New Belgian Funnel Coach Benny van Calster from Minds&More sent me a link to a Marketing Profs article today. In Sales and Marketing Best-Practices: Seven Heavenly Virtues Dan McDade paints a bleak picture of how poorly Marketing and Sales handle leads, and recommends 7 actionable steps to get on the same page.
His final recommendation supports something I’ve been arguing for eons, and it prompted me to give a quick example in support of this simple but scary insight. Dan argues that in our enthusiasm to embrace Marketing ROI we have focused on the wrong ratios. See the work of my friend Jim Lenskold on this – he’s the author of Marketing ROI and is undoubtedly the MROI guru. Jim explains that to calculate MROI you need to compare the return (revenue – COGS – cost of campaign) to the cost fo the campaign.
But Dan makes a simple, irrefutable suggestion about simpler ratios.
“Cost-per-lead metric may work for high-volume prospect acquisition, cost-per-opportunity and cost-per-deal indexes are better for measuring prospect-development initiatives”. I couldn’t agree more. Here’s a simple example to support this.
Campaign A | Campaign B | Campaign C | |
Names | 1000 | 1000 | 1000 |
Leads | 200 | 150 | 100 |
If you had no other information, you’d conclude that Campaign A was better than the other two, and should be accelerated at their expense.
Campaign A | Campaign B | Campaign C | |
Names | 1000 | 1000 | 1000 |
Leads | 200 | 150 | 100 |
Cost | $3000 | $1200 | $1500 |
If the costs for each campaign are considered, then you might prefer Campaign B because the cost per lead is by far the lowest at $8 ($1200 / 150).
Let’s now factor in the number of sales, per Dan’s suggestion.
Campaign A | Campaign B | Campaign C | |
Names | 1000 | 1000 | 1000 |
Leads | 200 | 150 | 100 |
Sales | 10 | 8 | 8 |
Cost | $3000 | $1200 | $1500 |
Campaign B now firms as a favourite with a cost per sale of $150 ($1200 / 8) – half the cost per sale for Campaign A ($300). And with a cost per sale of $187.50 – 25% higher, Campaign C is looking out of the money too.
But here’s where I’ll challenge the data. Marketers focus on their own costs, and ignore the costs incurred by Sales to win the deal. If we truly want Marketing and Sales to be on the same page, then we need to respect Return on Effort. Take a look at the work of another friend Jim Cousineau and you’ll get my point.
Ask your counterpart from Sales whether they’d prefer to win 8 sales from 150 leads, or from 100 leads. Of course they would prefer the better close rate of Campaign C. In most businesses, Sales incurs far more cost per sale than Marketing does, yet Marketers think they have ‘cracked the code’ by learning how to do a few basic calcs using only their own costs.

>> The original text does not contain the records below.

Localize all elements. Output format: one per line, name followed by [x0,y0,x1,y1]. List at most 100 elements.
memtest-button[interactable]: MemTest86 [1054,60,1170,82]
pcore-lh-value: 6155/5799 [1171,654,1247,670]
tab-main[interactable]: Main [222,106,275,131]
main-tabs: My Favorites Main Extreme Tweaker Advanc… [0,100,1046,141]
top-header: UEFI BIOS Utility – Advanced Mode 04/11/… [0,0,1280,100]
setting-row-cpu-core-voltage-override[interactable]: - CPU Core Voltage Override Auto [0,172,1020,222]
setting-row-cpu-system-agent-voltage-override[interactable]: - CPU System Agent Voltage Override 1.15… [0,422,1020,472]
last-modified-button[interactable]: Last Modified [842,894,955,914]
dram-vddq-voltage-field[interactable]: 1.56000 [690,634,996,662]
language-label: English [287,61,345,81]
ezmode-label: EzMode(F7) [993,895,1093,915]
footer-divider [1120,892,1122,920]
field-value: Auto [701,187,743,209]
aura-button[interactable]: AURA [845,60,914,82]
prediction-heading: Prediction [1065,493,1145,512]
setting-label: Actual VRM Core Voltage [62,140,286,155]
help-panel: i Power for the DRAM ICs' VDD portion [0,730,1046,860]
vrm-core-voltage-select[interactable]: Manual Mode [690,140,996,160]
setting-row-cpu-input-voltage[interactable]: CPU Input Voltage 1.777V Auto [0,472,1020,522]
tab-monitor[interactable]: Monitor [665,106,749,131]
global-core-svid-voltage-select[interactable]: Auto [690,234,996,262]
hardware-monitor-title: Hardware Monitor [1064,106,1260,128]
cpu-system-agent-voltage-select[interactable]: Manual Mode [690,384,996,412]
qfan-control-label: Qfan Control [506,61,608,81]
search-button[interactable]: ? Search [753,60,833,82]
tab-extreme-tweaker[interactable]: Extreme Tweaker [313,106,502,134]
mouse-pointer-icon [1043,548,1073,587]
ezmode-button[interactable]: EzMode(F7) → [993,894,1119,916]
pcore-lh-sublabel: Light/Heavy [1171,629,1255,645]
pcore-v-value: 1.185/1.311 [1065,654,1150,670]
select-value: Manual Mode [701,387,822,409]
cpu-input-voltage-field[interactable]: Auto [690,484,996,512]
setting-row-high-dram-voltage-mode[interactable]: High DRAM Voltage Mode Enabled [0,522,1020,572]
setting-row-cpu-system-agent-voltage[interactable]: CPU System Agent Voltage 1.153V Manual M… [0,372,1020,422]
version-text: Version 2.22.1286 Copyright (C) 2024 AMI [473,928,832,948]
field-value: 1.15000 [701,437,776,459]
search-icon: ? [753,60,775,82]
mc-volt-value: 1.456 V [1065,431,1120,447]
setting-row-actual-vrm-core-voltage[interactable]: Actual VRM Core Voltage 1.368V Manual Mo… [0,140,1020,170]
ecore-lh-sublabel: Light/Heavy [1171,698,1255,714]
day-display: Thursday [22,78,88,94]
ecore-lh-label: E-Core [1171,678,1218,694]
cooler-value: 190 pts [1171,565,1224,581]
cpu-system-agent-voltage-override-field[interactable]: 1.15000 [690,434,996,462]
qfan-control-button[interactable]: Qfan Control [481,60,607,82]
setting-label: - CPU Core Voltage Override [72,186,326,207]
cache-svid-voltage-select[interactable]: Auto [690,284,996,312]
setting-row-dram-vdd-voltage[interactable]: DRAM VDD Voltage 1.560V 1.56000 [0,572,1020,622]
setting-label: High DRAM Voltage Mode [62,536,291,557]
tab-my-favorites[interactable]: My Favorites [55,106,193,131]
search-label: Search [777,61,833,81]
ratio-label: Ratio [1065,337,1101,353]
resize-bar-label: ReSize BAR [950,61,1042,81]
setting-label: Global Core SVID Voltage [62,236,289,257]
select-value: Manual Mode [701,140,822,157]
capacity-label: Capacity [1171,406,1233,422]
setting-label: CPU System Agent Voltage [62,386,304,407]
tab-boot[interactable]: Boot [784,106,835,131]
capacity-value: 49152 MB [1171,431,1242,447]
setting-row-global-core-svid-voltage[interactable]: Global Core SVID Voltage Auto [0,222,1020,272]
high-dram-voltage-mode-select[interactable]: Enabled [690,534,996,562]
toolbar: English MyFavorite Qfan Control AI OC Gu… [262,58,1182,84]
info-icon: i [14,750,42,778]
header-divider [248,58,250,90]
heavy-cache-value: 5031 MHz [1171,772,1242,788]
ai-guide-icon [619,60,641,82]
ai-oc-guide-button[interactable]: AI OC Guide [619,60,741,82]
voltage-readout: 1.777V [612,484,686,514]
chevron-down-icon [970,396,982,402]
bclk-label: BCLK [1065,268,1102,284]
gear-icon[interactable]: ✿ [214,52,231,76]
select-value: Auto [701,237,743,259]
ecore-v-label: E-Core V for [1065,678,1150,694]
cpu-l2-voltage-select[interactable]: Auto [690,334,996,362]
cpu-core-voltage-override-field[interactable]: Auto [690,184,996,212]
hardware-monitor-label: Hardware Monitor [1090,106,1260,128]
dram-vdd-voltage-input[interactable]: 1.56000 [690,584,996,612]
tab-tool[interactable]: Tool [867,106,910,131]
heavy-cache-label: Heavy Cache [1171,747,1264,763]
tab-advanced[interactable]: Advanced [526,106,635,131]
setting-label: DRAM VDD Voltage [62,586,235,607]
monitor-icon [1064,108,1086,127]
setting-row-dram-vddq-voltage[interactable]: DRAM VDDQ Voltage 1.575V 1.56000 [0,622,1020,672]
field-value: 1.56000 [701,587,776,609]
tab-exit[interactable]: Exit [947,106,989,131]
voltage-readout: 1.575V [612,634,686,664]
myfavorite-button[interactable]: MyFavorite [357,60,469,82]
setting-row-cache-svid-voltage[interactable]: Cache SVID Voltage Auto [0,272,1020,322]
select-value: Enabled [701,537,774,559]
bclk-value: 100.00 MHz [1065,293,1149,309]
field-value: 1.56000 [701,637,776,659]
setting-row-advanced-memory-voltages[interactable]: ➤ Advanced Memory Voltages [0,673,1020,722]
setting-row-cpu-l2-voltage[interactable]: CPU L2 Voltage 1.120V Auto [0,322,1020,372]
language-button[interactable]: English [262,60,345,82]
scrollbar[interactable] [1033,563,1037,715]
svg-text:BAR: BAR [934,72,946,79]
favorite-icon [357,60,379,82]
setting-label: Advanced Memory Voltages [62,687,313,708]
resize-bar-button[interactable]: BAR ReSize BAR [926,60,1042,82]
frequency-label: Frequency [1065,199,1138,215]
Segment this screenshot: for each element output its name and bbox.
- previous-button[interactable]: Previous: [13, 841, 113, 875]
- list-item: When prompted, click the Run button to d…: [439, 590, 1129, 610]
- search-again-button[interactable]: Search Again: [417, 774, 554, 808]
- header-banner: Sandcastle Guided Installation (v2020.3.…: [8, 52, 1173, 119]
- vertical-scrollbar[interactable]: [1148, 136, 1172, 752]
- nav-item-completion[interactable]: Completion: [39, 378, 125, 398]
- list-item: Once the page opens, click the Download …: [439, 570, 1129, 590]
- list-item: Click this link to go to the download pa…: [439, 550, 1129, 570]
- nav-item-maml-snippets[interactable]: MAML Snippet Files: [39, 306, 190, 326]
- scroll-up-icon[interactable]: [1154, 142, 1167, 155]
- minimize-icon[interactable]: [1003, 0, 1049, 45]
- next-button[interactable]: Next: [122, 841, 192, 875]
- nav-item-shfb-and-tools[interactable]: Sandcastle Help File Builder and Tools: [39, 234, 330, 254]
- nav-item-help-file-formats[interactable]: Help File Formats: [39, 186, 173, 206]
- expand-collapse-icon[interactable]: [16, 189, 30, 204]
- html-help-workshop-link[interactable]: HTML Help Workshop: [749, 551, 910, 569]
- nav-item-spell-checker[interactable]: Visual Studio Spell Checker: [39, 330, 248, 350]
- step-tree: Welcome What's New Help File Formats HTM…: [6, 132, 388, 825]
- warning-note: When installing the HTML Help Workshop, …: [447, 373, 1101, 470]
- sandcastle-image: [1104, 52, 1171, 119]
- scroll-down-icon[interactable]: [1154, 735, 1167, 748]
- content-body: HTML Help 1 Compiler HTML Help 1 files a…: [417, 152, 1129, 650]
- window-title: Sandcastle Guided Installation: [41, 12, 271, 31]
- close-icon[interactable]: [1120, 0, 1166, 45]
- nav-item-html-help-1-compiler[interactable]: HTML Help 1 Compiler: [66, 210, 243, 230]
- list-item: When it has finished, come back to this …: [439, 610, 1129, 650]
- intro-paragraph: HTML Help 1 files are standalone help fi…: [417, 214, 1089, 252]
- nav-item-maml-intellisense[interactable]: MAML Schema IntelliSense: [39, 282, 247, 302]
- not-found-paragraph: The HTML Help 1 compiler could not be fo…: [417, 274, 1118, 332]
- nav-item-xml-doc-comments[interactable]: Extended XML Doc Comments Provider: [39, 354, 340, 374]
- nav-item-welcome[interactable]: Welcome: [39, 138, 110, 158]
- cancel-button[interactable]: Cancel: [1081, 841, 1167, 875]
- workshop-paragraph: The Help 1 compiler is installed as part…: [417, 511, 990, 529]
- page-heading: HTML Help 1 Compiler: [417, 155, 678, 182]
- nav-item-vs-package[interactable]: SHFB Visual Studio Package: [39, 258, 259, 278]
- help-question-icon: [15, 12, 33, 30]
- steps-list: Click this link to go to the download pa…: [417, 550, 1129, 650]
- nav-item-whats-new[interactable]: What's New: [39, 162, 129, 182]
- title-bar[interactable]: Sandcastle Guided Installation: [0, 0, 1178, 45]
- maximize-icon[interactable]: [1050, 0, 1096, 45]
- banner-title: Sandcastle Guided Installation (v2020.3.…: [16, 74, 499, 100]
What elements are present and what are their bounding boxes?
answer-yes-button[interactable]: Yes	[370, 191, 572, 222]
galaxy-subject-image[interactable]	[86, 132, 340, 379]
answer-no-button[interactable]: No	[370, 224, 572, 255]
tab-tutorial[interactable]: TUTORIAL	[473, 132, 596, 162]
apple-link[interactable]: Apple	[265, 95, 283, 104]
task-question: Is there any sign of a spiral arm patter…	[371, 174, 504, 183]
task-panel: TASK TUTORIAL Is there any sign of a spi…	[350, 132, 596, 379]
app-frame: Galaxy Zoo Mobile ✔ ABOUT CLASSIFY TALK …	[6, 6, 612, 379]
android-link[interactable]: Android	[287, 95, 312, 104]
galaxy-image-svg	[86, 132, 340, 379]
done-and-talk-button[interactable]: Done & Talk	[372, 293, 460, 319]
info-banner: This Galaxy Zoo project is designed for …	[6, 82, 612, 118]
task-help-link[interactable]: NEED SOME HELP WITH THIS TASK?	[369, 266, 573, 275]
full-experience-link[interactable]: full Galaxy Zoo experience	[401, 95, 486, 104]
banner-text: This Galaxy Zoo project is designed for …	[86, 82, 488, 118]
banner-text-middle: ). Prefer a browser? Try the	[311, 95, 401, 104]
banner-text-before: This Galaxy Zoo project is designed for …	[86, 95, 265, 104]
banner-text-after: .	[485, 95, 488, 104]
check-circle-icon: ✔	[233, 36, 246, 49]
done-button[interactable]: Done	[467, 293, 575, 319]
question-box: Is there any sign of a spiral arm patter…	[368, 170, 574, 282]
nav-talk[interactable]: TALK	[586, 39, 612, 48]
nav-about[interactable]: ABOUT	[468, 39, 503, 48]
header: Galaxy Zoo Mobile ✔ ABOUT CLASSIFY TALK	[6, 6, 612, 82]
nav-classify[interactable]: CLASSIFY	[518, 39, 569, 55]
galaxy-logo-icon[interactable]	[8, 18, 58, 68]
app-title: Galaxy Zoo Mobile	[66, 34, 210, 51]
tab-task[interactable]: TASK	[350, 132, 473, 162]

At one level, MROI is not as simple as conversion ratios; at another level we’re short-changing the analysis if we think only of Marketing’s costs when we work out what to do more of and what to stop.
Marketers should prioritise those campaigns that create opportunities which are most likely to close, not those that generate the greatest number or cheapest leads.